Komme Freitag 17 Uhr.

Ein verkürzter Stil unter Missachtung grammatischer Regeln ist aber keine Erfindung von Telegrammschreibern und- Schreiberinnen. Er wird in der Rhetorik als Brachylogie bezeichnet (griech. brachys = kurz, logos = Wort) und lässt sich in etwa mit Kurzwortigkeit übersetzen. Ein möglichst knappe Ausdrucksform wird durch etliche Stilmittel erreicht, in der Alltagssprache verbreitet ist die Ellipse, das ist ein unvollständiger Satz:

Guten Morgen! – Noch zwei Plätze frei! – Noch jemand ohne Fahrschein?

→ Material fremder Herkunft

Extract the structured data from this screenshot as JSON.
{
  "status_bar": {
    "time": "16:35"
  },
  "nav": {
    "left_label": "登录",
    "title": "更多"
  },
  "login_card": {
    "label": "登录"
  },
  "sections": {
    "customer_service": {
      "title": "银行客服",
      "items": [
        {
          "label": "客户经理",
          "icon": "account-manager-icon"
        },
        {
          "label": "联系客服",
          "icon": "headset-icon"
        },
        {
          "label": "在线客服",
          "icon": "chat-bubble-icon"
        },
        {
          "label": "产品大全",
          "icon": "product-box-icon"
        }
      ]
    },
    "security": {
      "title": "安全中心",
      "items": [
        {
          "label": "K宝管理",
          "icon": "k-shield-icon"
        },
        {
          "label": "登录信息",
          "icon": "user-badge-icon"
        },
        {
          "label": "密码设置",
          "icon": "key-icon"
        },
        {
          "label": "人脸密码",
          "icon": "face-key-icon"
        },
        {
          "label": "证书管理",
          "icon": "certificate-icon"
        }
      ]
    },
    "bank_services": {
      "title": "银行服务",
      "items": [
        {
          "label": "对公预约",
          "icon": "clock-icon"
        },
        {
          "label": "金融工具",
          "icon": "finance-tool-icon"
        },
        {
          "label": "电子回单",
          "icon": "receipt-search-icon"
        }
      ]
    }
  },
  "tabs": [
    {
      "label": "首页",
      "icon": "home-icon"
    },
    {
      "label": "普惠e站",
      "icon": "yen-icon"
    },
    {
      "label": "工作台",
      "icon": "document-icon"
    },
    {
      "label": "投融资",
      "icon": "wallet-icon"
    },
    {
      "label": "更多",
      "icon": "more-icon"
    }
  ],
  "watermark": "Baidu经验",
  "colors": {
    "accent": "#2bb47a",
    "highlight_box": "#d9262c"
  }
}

In literarischen Texten des Sturm und Drang und des Expressionismus werden häufig verkürzten sprachlichen Konstruktionen verwendet. Hier ein Gedichtanfang von Gottfried Benn:

Einsamer nie als im August:
Erfüllungsstunde – im Gelände
die roten und die goldenen Brände.

Auch im Journalismus ist eine radikale Verkürzung in Schlagzeilen (Headlines) üblich. (30.12.2022)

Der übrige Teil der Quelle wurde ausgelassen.